Two girls (or any girls) is not my thing, but the factory sounded interesting as they made inexpensive amplifiers and CD players. I made an appointment and was not disappointed. The products were well-made and the prices terrific. Visit over, Mr. Chung, the owner, and Robin, the manager, took me out for a Chinese banquet. The Chinese often like to impress western merchants by lavishing food on them, and that night was no exception. Meal over, they dropped me off at my hotel. No girls.
A few months later I bumped into Richard.
“How are you doing with Yakeshi?” he asked.
“Fantastic factory. Thanks for the recommendation,” I replied.
“My pleasure. Did they set you up with the ladies? I was just there and the girls were amazing. Let me tell you about one of them…”
“No,” I quickly interjected. But I’m glad you had a good time.”
My next visit was exactly the same: factory visit, dinner in the evening, then back to the hotel.
I did find it curious that Richard was always offered women and I was sidestepped, but it didn’t really matter, as the factory always provided great products.
My third visit was in the morning, about a year later.

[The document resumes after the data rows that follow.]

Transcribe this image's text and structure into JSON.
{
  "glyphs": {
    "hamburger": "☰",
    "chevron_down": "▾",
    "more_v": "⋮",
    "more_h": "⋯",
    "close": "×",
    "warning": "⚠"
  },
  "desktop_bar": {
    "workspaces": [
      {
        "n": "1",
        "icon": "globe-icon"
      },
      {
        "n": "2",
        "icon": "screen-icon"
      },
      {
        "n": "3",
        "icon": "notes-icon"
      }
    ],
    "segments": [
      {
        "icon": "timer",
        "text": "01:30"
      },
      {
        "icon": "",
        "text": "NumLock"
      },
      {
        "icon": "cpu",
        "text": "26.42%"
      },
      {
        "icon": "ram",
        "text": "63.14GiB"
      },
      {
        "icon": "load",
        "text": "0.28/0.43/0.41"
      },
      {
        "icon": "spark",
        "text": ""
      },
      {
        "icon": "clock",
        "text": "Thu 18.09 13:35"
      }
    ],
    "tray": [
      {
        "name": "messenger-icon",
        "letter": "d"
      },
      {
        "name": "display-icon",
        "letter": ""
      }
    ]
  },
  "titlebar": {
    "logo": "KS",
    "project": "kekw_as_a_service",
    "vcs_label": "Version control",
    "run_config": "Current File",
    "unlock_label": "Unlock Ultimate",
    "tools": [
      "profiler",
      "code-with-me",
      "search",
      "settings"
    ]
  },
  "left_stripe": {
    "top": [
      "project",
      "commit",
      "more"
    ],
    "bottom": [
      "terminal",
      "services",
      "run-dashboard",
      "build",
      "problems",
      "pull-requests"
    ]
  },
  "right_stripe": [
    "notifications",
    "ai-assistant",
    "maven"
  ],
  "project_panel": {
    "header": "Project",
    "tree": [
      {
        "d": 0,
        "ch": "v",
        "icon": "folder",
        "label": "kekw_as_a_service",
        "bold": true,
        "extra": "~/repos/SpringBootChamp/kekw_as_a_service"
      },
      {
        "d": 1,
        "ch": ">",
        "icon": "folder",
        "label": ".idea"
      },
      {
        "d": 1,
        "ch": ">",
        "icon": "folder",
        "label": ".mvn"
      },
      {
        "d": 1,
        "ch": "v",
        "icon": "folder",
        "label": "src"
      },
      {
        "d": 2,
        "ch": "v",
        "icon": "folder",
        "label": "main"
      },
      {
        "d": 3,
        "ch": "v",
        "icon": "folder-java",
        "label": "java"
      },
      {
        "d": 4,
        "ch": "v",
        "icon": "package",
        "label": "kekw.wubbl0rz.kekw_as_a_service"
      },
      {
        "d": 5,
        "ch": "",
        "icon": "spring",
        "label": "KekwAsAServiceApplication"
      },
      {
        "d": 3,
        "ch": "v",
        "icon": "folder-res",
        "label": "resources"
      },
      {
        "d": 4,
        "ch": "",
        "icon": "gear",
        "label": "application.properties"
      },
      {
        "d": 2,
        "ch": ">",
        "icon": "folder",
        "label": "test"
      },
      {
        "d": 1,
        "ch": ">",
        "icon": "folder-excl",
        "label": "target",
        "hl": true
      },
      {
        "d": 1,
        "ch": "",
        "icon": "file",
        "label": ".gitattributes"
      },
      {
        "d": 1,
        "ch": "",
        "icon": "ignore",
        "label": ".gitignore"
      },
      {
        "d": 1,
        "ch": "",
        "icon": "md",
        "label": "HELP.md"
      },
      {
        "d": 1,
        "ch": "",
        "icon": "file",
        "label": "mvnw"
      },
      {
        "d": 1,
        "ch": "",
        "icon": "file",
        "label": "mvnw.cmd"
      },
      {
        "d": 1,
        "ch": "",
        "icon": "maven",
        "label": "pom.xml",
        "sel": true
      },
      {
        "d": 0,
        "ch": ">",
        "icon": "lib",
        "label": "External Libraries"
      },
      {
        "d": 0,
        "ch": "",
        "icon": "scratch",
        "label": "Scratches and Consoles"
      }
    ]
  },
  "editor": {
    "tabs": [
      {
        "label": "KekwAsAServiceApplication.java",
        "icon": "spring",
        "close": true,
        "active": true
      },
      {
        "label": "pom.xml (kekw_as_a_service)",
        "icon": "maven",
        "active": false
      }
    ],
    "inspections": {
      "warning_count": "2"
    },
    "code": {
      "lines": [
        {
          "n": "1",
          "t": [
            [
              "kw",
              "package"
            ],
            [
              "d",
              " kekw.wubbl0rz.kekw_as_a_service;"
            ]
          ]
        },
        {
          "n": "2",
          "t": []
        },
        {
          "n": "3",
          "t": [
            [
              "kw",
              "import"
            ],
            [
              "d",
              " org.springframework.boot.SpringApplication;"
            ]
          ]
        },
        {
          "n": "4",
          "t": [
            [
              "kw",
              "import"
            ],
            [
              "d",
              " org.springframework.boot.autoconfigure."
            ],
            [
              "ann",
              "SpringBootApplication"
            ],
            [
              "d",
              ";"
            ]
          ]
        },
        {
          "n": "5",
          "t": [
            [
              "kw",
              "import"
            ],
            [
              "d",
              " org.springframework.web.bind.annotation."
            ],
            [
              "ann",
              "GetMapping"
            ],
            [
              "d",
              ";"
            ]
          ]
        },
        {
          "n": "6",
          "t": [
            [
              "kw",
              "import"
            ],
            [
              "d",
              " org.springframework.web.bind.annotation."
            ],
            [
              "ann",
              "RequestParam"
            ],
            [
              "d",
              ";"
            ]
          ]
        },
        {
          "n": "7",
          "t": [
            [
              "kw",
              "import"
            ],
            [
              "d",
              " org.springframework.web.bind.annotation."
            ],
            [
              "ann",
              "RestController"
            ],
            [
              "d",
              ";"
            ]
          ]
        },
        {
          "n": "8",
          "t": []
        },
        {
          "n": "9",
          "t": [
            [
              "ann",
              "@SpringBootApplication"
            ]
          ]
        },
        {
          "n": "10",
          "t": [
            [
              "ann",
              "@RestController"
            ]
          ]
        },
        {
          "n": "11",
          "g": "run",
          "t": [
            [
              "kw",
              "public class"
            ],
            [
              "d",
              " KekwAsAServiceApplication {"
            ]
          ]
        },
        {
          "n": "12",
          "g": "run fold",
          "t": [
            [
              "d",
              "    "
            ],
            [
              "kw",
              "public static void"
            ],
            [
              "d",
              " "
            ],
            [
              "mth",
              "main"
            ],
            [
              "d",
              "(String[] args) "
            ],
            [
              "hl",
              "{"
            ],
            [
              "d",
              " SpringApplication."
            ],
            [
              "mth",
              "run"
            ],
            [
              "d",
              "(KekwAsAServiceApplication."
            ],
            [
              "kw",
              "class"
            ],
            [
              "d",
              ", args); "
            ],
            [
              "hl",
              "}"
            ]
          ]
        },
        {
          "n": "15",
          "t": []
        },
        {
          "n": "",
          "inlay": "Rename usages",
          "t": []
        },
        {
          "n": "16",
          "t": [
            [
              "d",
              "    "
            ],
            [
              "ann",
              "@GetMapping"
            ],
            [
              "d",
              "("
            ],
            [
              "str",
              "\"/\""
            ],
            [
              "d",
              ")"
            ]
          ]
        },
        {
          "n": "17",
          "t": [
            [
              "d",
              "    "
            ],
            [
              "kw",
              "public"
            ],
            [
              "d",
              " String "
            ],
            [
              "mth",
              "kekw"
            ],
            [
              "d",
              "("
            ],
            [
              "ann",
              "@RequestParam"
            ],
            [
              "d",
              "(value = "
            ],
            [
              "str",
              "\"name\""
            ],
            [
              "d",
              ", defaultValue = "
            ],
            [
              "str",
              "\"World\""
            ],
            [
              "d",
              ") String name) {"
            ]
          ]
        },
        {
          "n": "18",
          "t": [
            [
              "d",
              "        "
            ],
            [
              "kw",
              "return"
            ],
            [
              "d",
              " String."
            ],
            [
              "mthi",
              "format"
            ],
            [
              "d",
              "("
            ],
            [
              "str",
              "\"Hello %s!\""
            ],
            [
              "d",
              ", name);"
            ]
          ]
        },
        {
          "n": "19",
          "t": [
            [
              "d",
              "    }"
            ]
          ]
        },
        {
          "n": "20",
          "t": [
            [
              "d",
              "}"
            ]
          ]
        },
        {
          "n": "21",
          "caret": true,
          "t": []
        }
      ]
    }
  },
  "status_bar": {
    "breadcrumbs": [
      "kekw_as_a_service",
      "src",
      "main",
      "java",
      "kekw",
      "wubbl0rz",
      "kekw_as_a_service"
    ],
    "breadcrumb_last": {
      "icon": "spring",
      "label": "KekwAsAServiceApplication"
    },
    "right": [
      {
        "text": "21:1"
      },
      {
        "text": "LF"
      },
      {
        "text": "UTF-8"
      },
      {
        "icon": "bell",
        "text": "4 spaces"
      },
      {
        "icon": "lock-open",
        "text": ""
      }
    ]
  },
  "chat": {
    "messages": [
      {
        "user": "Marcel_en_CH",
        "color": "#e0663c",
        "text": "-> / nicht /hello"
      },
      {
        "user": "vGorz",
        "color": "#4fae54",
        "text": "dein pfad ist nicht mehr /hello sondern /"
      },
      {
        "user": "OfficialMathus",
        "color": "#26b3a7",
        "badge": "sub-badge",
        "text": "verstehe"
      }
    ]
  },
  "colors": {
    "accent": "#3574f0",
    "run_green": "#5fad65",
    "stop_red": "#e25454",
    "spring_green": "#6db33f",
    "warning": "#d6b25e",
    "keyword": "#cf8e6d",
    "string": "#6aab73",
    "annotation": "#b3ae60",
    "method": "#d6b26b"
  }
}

Business and lunch over, Mr. Chung said to me,
“What are your plans today?”
“None,” I replied. “I kept the day free in case we went beyond lunch.”
“Would you like to see something interesting?” he said with a glimmer in his eye. I have a place to take you to that I’m sure you will love.
Finally, I thought.
“Sure.” I replied, “What do you have in mind?”
And as if to add some mystery to it, he added, “You’ll soon see.”
I sat in his lavish, brand-new BMW as he drove me slowly towards Shenzhen. Because of the volume of traffic in southern China, cars rarely speed. The scenery in Guangdong Province was once beautiful. But now, due to the massive expansion of industry, the air is polluted, the buildings are utilitarian, and even though crops grow everywhere they can, a gloominess hangs over the landscape.
After about an hour or so, I began to wonder about our destination. Should I tell him I have no interest in meeting women? Would he be offended if I refused? But as he had piqued my interest, I decided to stay silent and see where this led. At one point, we turned into an open space and a sign read “Lian Hua Shan Park.”
He stopped the engine and got out. He led me on a steep path, up a hillside, and as we progressed up the hill I was beginning to get a little winded. Where could we possibly be going? At the top, the path widened into a large plaza, and in the center was a giant statue of Deng Xiaoping, who seemed to be striding forward with his head held high. Deng was instrumental in opening up China, and is really the man responsible for the economic clout that China today exerts all over the world. Fascinating as it was, I was bewildered by the statue.
Mr. Chung and I surveyed the vista of a sprawling Shenzhen laid out in front of us.
“Just think,” Mr. Chung said. “Thirty years ago, there was almost nothing here, and now look at it. Isn’t that interesting?”